🤖 AI Summary
This work addresses two key limitations in image segmentation: heavy reliance on dense pixel-level annotations and insufficient user control over segmentation outcomes. To this end, we propose a novel interactive segmentation paradigm grounded in hand-drawn sketches. Methodologically, we introduce the first sketch-based closed-loop segmentation framework that synergistically integrates sketch-based image retrieval (SBIR) with large-scale vision models (CLIP and DINOv2), and design a sketch-driven data augmentation and fine-tuning mechanism supporting flexible inputs—including local, global, and multi-region sketches. Our core contributions are threefold: (1) enabling annotation-free, multi-granularity segmentation with explicit user intent control; (2) transcending conventional supervised learning paradigms; and (3) achieving substantial improvements over state-of-the-art methods across multiple benchmarks, particularly in generalization capability and alignment with subjective user intentions.
📝 Abstract
In this paper, we expand the domain of sketch research into the field of image segmentation, aiming to establish freehand sketches as a query modality for subjective image segmentation. Our innovative approach introduces a"sketch-in-the-loop"image segmentation framework, enabling the segmentation of visual concepts partially, completely, or in groupings - a truly"freestyle"approach - without the need for a purpose-made dataset (i.e., mask-free). This framework capitalises on the synergy between sketch-based image retrieval (SBIR) models and large-scale pre-trained models (CLIP or DINOv2).
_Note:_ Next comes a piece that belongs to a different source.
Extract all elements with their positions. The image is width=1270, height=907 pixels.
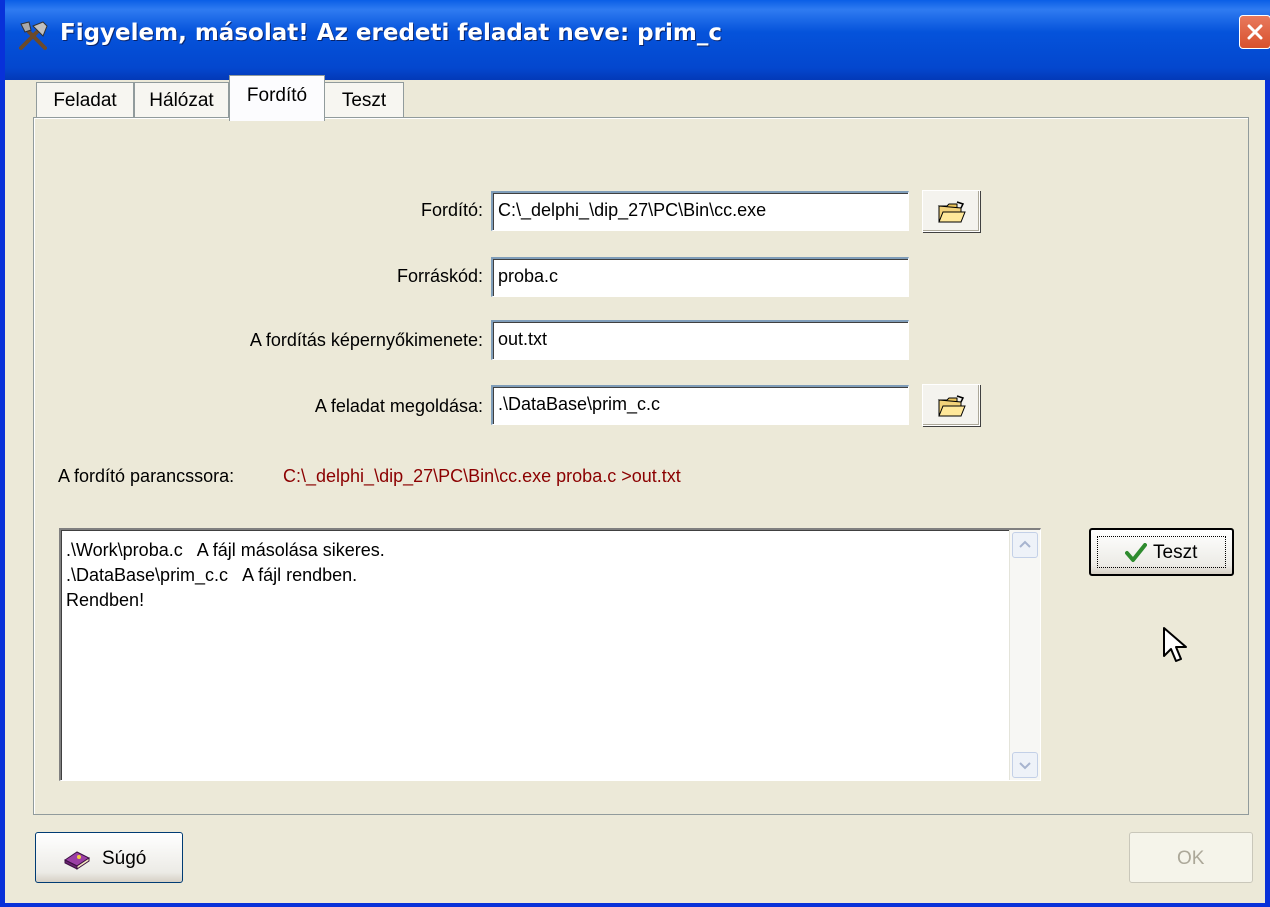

The former provides an effective training signal, while fine-tuned versions of the latter execute the subjective segmentation. Additionally, our purpose-made augmentation strategy enhances the versatility of our sketch-guided mask generation, allowing segmentation at multiple granularity levels. Extensive evaluations across diverse benchmark datasets underscore the superior performance of our method in comparison to existing approaches across various evaluation scenarios.